I due match appena conclusi hanno evidenziato come la difesa sia ancora un tallone d'Achille per la nazionale: ottimi interpreti nei rispettivi club, ma ancora troppo insicuri quando si tratta di uscire dal seminato. Contro l'Estonia le occasioni avversarie erano state nulle, complice il livello molto modesto dell'attacco estone. L'Israele invece, con scambi a terra e triangolazioni veloci, è riuscito a mettere in seria difficoltà gli azzurri che sono parsi troppo lenti e spaesati. Bastoni e Di Lorenzo non convincono da braccetti, costantemente infilati sugli esterni, Mancini non è sembrato sicuro come quando indossa la maglia giallorossa. I due grossolani autogol inquadrano alla perfezione la situazione della difesa, con lo stesso Donnarumma che è sembrato meno sicuro del solito. Che sia a tre o a quattro, la quadra sembra ancora essere lontana, starà al CT cercare di trovare l'equilibrio tra esuberanza offensiva e solidità difensiva, provando a coinvolgere maggiormente il centrocampo nel contenimento degli avversari. Centrocampo che contro Israele è tornato ad essere a 3 con l'inserimento di Locatelli a discapito dell'acciaccato Zaccagni. Il capitano della Juventus è parso decisamente compassato e fuori fase, così come Nicolò Barella, troppo falloso e precipitoso nelle scelte. Sandro Tonali si è preso la scena non solo per la rete decisiva, ma per una condizione di forma smagliante di gran lunga superiore a tutti i suoi compagni.
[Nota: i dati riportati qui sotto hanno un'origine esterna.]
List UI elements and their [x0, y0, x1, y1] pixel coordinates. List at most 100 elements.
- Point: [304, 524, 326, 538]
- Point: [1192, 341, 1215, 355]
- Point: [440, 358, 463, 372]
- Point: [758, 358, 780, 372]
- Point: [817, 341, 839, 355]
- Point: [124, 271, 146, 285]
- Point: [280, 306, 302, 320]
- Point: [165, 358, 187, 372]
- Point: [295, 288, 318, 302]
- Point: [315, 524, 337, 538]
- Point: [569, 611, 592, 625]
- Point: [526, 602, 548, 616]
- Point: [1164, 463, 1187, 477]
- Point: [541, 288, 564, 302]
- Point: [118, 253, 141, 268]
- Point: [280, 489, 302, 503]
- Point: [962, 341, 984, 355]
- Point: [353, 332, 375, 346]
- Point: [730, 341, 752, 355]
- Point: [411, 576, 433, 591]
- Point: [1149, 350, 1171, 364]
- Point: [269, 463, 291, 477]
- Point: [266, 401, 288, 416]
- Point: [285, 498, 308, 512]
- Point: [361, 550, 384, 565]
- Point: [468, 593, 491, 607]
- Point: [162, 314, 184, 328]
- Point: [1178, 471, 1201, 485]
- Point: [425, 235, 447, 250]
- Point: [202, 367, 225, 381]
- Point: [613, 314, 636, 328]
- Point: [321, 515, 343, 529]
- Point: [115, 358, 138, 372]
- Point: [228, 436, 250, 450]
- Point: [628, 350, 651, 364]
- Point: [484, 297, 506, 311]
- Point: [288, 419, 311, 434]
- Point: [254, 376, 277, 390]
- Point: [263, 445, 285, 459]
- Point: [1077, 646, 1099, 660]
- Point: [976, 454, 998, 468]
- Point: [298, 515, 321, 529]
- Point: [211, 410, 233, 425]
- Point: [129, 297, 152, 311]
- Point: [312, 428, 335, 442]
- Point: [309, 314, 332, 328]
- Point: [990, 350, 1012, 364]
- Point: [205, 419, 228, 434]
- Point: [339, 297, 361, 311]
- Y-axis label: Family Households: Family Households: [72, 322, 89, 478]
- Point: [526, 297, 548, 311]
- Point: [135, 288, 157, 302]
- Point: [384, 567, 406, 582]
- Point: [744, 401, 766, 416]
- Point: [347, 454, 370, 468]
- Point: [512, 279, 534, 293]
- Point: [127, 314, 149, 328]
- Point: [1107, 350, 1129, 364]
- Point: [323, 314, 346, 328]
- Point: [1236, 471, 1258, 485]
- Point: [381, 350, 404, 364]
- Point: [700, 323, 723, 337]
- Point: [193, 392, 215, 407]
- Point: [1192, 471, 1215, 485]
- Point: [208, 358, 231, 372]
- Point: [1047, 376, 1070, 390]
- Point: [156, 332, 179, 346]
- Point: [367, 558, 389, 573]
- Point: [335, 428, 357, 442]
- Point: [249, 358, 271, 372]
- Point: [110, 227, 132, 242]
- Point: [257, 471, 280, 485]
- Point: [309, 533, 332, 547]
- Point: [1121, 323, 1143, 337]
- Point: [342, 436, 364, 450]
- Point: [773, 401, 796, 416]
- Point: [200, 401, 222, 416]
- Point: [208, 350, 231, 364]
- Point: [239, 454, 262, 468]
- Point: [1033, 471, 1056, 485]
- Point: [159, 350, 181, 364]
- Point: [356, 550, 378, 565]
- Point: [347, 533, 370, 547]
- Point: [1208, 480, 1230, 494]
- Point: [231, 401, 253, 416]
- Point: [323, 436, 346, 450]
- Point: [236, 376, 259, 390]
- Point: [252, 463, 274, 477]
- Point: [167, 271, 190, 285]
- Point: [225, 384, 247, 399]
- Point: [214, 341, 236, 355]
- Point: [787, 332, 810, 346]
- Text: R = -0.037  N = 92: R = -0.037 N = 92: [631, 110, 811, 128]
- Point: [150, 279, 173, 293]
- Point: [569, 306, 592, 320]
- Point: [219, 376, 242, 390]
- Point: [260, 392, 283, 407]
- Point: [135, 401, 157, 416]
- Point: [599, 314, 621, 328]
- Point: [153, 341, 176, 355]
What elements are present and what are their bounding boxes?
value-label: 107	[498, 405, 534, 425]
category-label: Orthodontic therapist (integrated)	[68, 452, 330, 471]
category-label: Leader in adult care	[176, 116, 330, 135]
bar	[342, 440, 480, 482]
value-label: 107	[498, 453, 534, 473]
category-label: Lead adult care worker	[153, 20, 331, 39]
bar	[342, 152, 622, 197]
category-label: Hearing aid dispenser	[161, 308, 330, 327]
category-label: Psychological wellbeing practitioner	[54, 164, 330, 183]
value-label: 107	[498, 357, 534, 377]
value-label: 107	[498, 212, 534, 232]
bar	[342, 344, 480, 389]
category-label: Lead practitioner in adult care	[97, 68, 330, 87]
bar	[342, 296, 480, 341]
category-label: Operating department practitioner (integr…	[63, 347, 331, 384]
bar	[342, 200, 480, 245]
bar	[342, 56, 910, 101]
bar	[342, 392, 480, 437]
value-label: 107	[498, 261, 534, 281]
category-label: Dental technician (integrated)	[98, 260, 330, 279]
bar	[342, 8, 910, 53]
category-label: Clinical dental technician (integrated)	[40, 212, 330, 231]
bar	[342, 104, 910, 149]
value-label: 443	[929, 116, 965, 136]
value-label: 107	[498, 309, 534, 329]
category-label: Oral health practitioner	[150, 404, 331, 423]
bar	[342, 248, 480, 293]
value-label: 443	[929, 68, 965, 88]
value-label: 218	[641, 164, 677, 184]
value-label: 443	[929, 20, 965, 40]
In attesa del miglior Barella, il centrocampista del Newcastle sembra essere una delle poche certezze di questo gruppo, che si tratti di difendere, attaccare o impostare. Nel caso il centrocampo a 3 venisse riproposto in futuro si potrebbe pensare al coinvolgimento di interpreti come Fagioli, Ricci, Rovella o Nicolussi Caviglia, forse più congeniali al ruolo di regista davanti alla difesa.

ESISTE UN PROGETTO ITALIA A LUNGO TERMINE?

Bisogna chiudere con un quesito tanto doveroso quanto spinoso. In questo preciso istante è chiaro che sia difficile parlare di progetto: Gennaro Gattuso è stato ingaggiato per provare ad acciuffare l'ultimo treno disponibile per il Mondiale e per mettere fine ad un digiuno che dura da 11 anni. Saltare il terzo mondiale di fila sarebbe un dramma, soprattutto per la nuova formula che consente l'accesso a ben 48 squadre. Questa necessità del "tutto e subito" ha progressivamente spostato il focus sui risultati e non sulla crescita dei giovani. Interpreti come Politano e Di Lorenzo (32 anni), Mancini e Barella (29 e 28 anni) non sembrano avere alle spalle alternative giovani che possano prendere in consegna la torcia una volta finito il ciclo. Il rischio è quello di arrivare al Mondiale in modo rocambolesco e non riuscire poi a reggere il ritmo di nazionali giovani ed esuberanti per assenza di alternative fresche e di livello. Non ci si può permettere una visione così miope e poco lungimirante coi tempi che corrono, e non è certo colpa di Gennaro Gattuso, che si è trovato dentro una situazione complicata da gestire. L'auspicio è quello di riuscire a disputare il Mondiale 2026 per poi concentrare tutte le energie sulla costruzione di una nuova generazione di calciatori che possa guidare la nazionale a traguardi importanti.